If the effects of the 21st century ways of life are detrimental to our well-being as individuals, then what in the hell has been happening to mothers for all these years? These countless books and articles telling us how we are sabotaging ourselves by trading in serious, sustained attention for the superficial kind of contact we have while multitasking are ridiculously insulting to women. I’m curious as to the biological effects that are occurring at this very moment while I’m typing these words, listening to one child watch Daniel Tiger, fielding questions from the other child about why dinosaurs went extinct and thinking about what I’m going to cook for dinner, all while suppressing the urge to pee because as soon as I stand up someone will ask me to make them a snack. If it’s true that I’m ruining my mind by attending to my little ones, surely women would have been fully ruined by now? If it’s true that being distracted all the time by tiny little tasks that don’t take up all your attention is actually ruining you, what are the effects of mothering?

I’ll tell you what they are. Multi-tasking makes you tired. It makes you hungry. It makes your cranky sometimes. It does not destroy your mind.

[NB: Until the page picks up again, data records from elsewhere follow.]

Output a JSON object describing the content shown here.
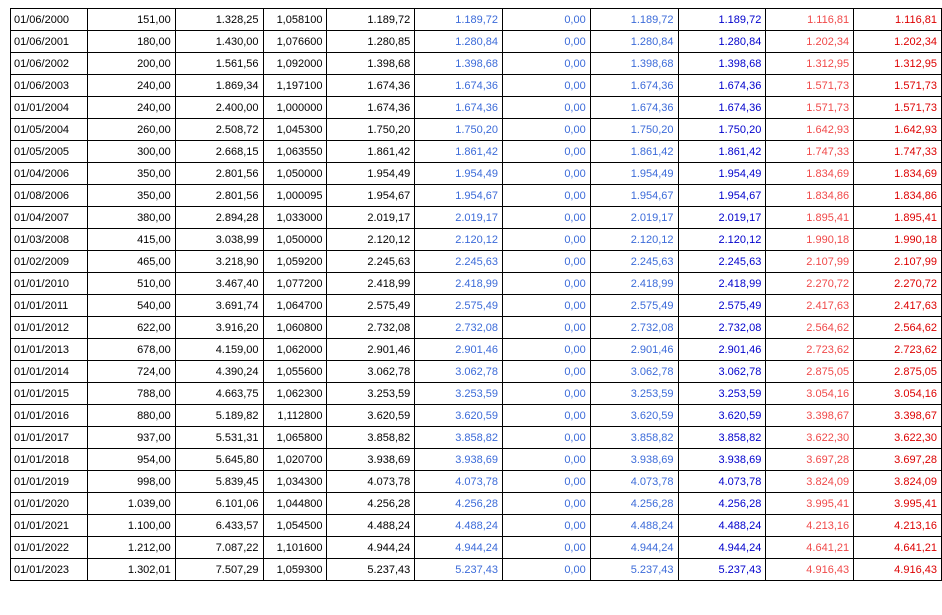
{
  "colors": {
    "blue_light": "#3c6bd9",
    "blue_dark": "#0000cc",
    "red_light": "#f04a4a",
    "red_dark": "#dd0000"
  },
  "rows": [
    [
      "01/06/2000",
      "151,00",
      "1.328,25",
      "1,058100",
      "1.189,72",
      "1.189,72",
      "0,00",
      "1.189,72",
      "1.189,72",
      "1.116,81",
      "1.116,81"
    ],
    [
      "01/06/2001",
      "180,00",
      "1.430,00",
      "1,076600",
      "1.280,85",
      "1.280,84",
      "0,00",
      "1.280,84",
      "1.280,84",
      "1.202,34",
      "1.202,34"
    ],
    [
      "01/06/2002",
      "200,00",
      "1.561,56",
      "1,092000",
      "1.398,68",
      "1.398,68",
      "0,00",
      "1.398,68",
      "1.398,68",
      "1.312,95",
      "1.312,95"
    ],
    [
      "01/06/2003",
      "240,00",
      "1.869,34",
      "1,197100",
      "1.674,36",
      "1.674,36",
      "0,00",
      "1.674,36",
      "1.674,36",
      "1.571,73",
      "1.571,73"
    ],
    [
      "01/01/2004",
      "240,00",
      "2.400,00",
      "1,000000",
      "1.674,36",
      "1.674,36",
      "0,00",
      "1.674,36",
      "1.674,36",
      "1.571,73",
      "1.571,73"
    ],
    [
      "01/05/2004",
      "260,00",
      "2.508,72",
      "1,045300",
      "1.750,20",
      "1.750,20",
      "0,00",
      "1.750,20",
      "1.750,20",
      "1.642,93",
      "1.642,93"
    ],
    [
      "01/05/2005",
      "300,00",
      "2.668,15",
      "1,063550",
      "1.861,42",
      "1.861,42",
      "0,00",
      "1.861,42",
      "1.861,42",
      "1.747,33",
      "1.747,33"
    ],
    [
      "01/04/2006",
      "350,00",
      "2.801,56",
      "1,050000",
      "1.954,49",
      "1.954,49",
      "0,00",
      "1.954,49",
      "1.954,49",
      "1.834,69",
      "1.834,69"
    ],
    [
      "01/08/2006",
      "350,00",
      "2.801,56",
      "1,000095",
      "1.954,67",
      "1.954,67",
      "0,00",
      "1.954,67",
      "1.954,67",
      "1.834,86",
      "1.834,86"
    ],
    [
      "01/04/2007",
      "380,00",
      "2.894,28",
      "1,033000",
      "2.019,17",
      "2.019,17",
      "0,00",
      "2.019,17",
      "2.019,17",
      "1.895,41",
      "1.895,41"
    ],
    [
      "01/03/2008",
      "415,00",
      "3.038,99",
      "1,050000",
      "2.120,12",
      "2.120,12",
      "0,00",
      "2.120,12",
      "2.120,12",
      "1.990,18",
      "1.990,18"
    ],
    [
      "01/02/2009",
      "465,00",
      "3.218,90",
      "1,059200",
      "2.245,63",
      "2.245,63",
      "0,00",
      "2.245,63",
      "2.245,63",
      "2.107,99",
      "2.107,99"
    ],
    [
      "01/01/2010",
      "510,00",
      "3.467,40",
      "1,077200",
      "2.418,99",
      "2.418,99",
      "0,00",
      "2.418,99",
      "2.418,99",
      "2.270,72",
      "2.270,72"
    ],
    [
      "01/01/2011",
      "540,00",
      "3.691,74",
      "1,064700",
      "2.575,49",
      "2.575,49",
      "0,00",
      "2.575,49",
      "2.575,49",
      "2.417,63",
      "2.417,63"
    ],
    [
      "01/01/2012",
      "622,00",
      "3.916,20",
      "1,060800",
      "2.732,08",
      "2.732,08",
      "0,00",
      "2.732,08",
      "2.732,08",
      "2.564,62",
      "2.564,62"
    ],
    [
      "01/01/2013",
      "678,00",
      "4.159,00",
      "1,062000",
      "2.901,46",
      "2.901,46",
      "0,00",
      "2.901,46",
      "2.901,46",
      "2.723,62",
      "2.723,62"
    ],
    [
      "01/01/2014",
      "724,00",
      "4.390,24",
      "1,055600",
      "3.062,78",
      "3.062,78",
      "0,00",
      "3.062,78",
      "3.062,78",
      "2.875,05",
      "2.875,05"
    ],
    [
      "01/01/2015",
      "788,00",
      "4.663,75",
      "1,062300",
      "3.253,59",
      "3.253,59",
      "0,00",
      "3.253,59",
      "3.253,59",
      "3.054,16",
      "3.054,16"
    ],
    [
      "01/01/2016",
      "880,00",
      "5.189,82",
      "1,112800",
      "3.620,59",
      "3.620,59",
      "0,00",
      "3.620,59",
      "3.620,59",
      "3.398,67",
      "3.398,67"
    ],
    [
      "01/01/2017",
      "937,00",
      "5.531,31",
      "1,065800",
      "3.858,82",
      "3.858,82",
      "0,00",
      "3.858,82",
      "3.858,82",
      "3.622,30",
      "3.622,30"
    ],
    [
      "01/01/2018",
      "954,00",
      "5.645,80",
      "1,020700",
      "3.938,69",
      "3.938,69",
      "0,00",
      "3.938,69",
      "3.938,69",
      "3.697,28",
      "3.697,28"
    ],
    [
      "01/01/2019",
      "998,00",
      "5.839,45",
      "1,034300",
      "4.073,78",
      "4.073,78",
      "0,00",
      "4.073,78",
      "4.073,78",
      "3.824,09",
      "3.824,09"
    ],
    [
      "01/01/2020",
      "1.039,00",
      "6.101,06",
      "1,044800",
      "4.256,28",
      "4.256,28",
      "0,00",
      "4.256,28",
      "4.256,28",
      "3.995,41",
      "3.995,41"
    ],
    [
      "01/01/2021",
      "1.100,00",
      "6.433,57",
      "1,054500",
      "4.488,24",
      "4.488,24",
      "0,00",
      "4.488,24",
      "4.488,24",
      "4.213,16",
      "4.213,16"
    ],
    [
      "01/01/2022",
      "1.212,00",
      "7.087,22",
      "1,101600",
      "4.944,24",
      "4.944,24",
      "0,00",
      "4.944,24",
      "4.944,24",
      "4.641,21",
      "4.641,21"
    ],
    [
      "01/01/2023",
      "1.302,01",
      "7.507,29",
      "1,059300",
      "5.237,43",
      "5.237,43",
      "0,00",
      "5.237,43",
      "5.237,43",
      "4.916,43",
      "4.916,43"
    ]
  ]
}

To suggest that it does is to insult the very existence of mothers. No book whose ethical system may as well be called “Don’t be a Mother” can be taken seriously.

Obviously, the ultimate form of multitasking is growing another human while working, raising other humans, or just existing. Don’t tell me that that’s a bad thing. Instead, bring me a glass of wine. The nightly wine-d down routine is essential. My nightly routine involves the serenity that washes over me as I pour a glass of thoughtfully selected Riesling that has been chilled to perfection. As soon as the cool and crisp flavor hits my palate, I’m instantly transported to a place where I’m all alone with my thoughts, reflecting on how much sleep I had before children. You know, until a child wakes up needing me to slay a monster that’s been lurking under the bed.